A startup called Exa is pitching a new spin on generative search. It uses the tech behind large language models to return lists of results that it claims are more on point than those from its rivals, including Google and OpenAI. The aim is to turn the internet’s chaotic tangle of web pages into a kind of directory, with results that are specific and precise.
Exa already provides its search engine as a back-end service to companies that want to build their own applications on top of it. Today it is launching the first consumer version of that search engine, called Websets.
“The web is a collection of data, but it’s a mess,” says Exa cofounder and CEO Will Bryk. “There’s a Joe Rogan video over here, an Atlantic article over there. There’s no organization. But the dream is for the web to feel like a database.”
Websets is aimed at power users who need to look for things that other search engines aren’t great at finding, such as types of people or companies. Ask it for “startups making futuristic hardware” and you get a list of specific companies hundreds long rather than hit-or-miss links to web pages that mention those terms. Google can’t do that, says Bryk: “There’s a lot of valuable use cases for investors or recruiters or really anyone who wants any sort of data set from the web.”
Things have moved fast since MIT Technology Review broke the news in 2021 that Google researchers were exploring the use of large language models in a new kind of search engine. The idea soon attracted fierce critics. But tech companies took little notice. Three years on, giants like Google and Microsoft jostle with a raft of buzzy newcomers like Perplexity and OpenAI, which launched ChatGPT Search in October, for a piece of this hot new trend.
Exa isn’t (yet) trying to out-do any of those companies. Instead, it’s proposing something new. Most other search firms wrap large language models around existing search engines, using the models to analyze a user’s query and then summarize the results. But the search engines themselves haven’t changed much. Perplexity still directs its queries to Google Search or Bing, for example. Think of today’s AI search engines as a sandwich with fresh bread but stale filling.
More than keywords
Exa provides users with familiar lists of links but uses the tech behind large language models to reinvent how search itself is done. Here’s the basic idea: Google works by crawling the web and building a vast index of keywords that then get matched to users’ queries. Exa crawls the web and encodes the contents of web pages into a format known as embeddings, which can be processed by large language models.
Embeddings turn words into numbers in such a way that words with similar meanings become numbers with similar values. In effect, this lets Exa capture the meaning of text on web pages, not just the keywords.
Large language models use embeddings to predict the next words in a sentence. Exa’s search engine predicts the next link. Type “startups making futuristic hardware” and the model will come up with (real) links that might follow that phrase.
Exa’s approach comes at cost, however. Encoding pages rather than indexing keywords is slow and expensive. Exa has encoded some billion web pages, says Bryk. That’s tiny next to Google, which has indexed around a trillion. But Bryk doesn’t see this as a problem: “You don’t have to embed the whole web to be useful,” he says. (Fun fact: “exa” means a 1 followed by 18 0s and “googol” means a 1 followed by 100 0s.)

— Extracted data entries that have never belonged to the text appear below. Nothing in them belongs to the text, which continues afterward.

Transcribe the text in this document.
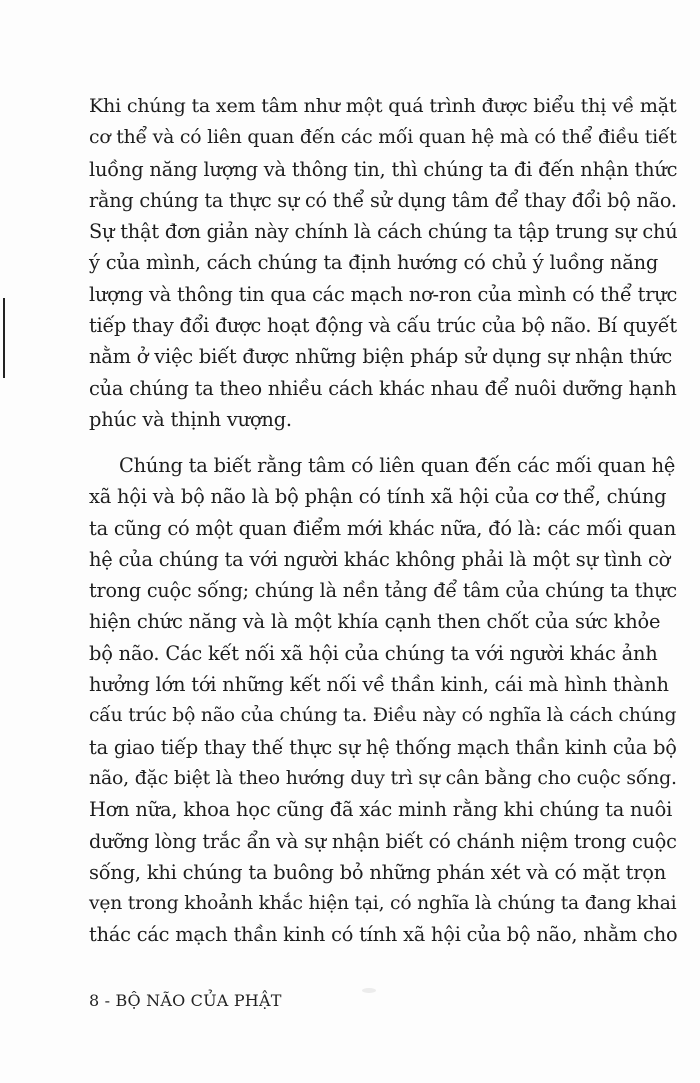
Khi chúng ta xem tâm như một quá trình được biểu thị về mặt
cơ thể và có liên quan đến các mối quan hệ mà có thể điều tiết
luồng năng lượng và thông tin, thì chúng ta đi đến nhận thức
rằng chúng ta thực sự có thể sử dụng tâm để thay đổi bộ não.
Sự thật đơn giản này chính là cách chúng ta tập trung sự chú
ý của mình, cách chúng ta định hướng có chủ ý luồng năng
lượng và thông tin qua các mạch nơ-ron của mình có thể trực
tiếp thay đổi được hoạt động và cấu trúc của bộ não. Bí quyết
nằm ở việc biết được những biện pháp sử dụng sự nhận thức
của chúng ta theo nhiều cách khác nhau để nuôi dưỡng hạnh
phúc và thịnh vượng.
Chúng ta biết rằng tâm có liên quan đến các mối quan hệ
xã hội và bộ não là bộ phận có tính xã hội của cơ thể, chúng
ta cũng có một quan điểm mới khác nữa, đó là: các mối quan
hệ của chúng ta với người khác không phải là một sự tình cờ
trong cuộc sống; chúng là nền tảng để tâm của chúng ta thực
hiện chức năng và là một khía cạnh then chốt của sức khỏe
bộ não. Các kết nối xã hội của chúng ta với người khác ảnh
hưởng lớn tới những kết nối về thần kinh, cái mà hình thành
cấu trúc bộ não của chúng ta. Điều này có nghĩa là cách chúng
ta giao tiếp thay thế thực sự hệ thống mạch thần kinh của bộ
não, đặc biệt là theo hướng duy trì sự cân bằng cho cuộc sống.
Hơn nữa, khoa học cũng đã xác minh rằng khi chúng ta nuôi
dưỡng lòng trắc ẩn và sự nhận biết có chánh niệm trong cuộc
sống, khi chúng ta buông bỏ những phán xét và có mặt trọn
vẹn trong khoảnh khắc hiện tại, có nghĩa là chúng ta đang khai
thác các mạch thần kinh có tính xã hội của bộ não, nhằm cho
8 - BỘ NÃO CỦA PHẬT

Websets is very slow at returning results. A search can sometimes take several minutes. But Bryk claims it’s worth it. “A lot of our customers started to ask for, like, thousands of results, or tens of thousands,” he says. “And they were okay with going to get a cup of coffee and coming back to a huge list.”
“I find Exa most useful when I don’t know exactly what I’m looking for,” says Andrew Gao, a computer science student at Stanford Univesrsity who has used the search engine. “For instance, the query ‘an interesting blog post on LLMs in finance’ works better on Exa than Perplexity.” But they’re good at different things, he says: “I use both for different purposes.”
“I think embeddings are a great way to represent entities like real-world people, places, and things,” says Mike Tung, CEO of Diffbot, a company using knowledge graphs to build yet another kind of search engine. But he notes that you lose a lot of information if you try to embed whole sentences or pages of text: “Representing War and Peace as a single embedding would lose nearly all of the specific events that happened in that story, leaving just a general sense of its genre and period.”
Bryk acknowledges that Exa is a work in progress. He points to other limitations, too. Exa is not as good as rival search engines if you just want to look up a single piece of information, such as the name of Taylor Swift’s boyfriend or who Will Bryk is: “It’ll give a lot of Polish-sounding people, because my last name is Polish and embeddings are bad at matching exact keywords,” he says.
For now Exa gets around this by throwing keywords back into the mix when they’re needed. But Bryk is bullish: “We’re covering up the gaps in the embedding method until the embedding method gets so good that we don’t need to cover up the gaps.”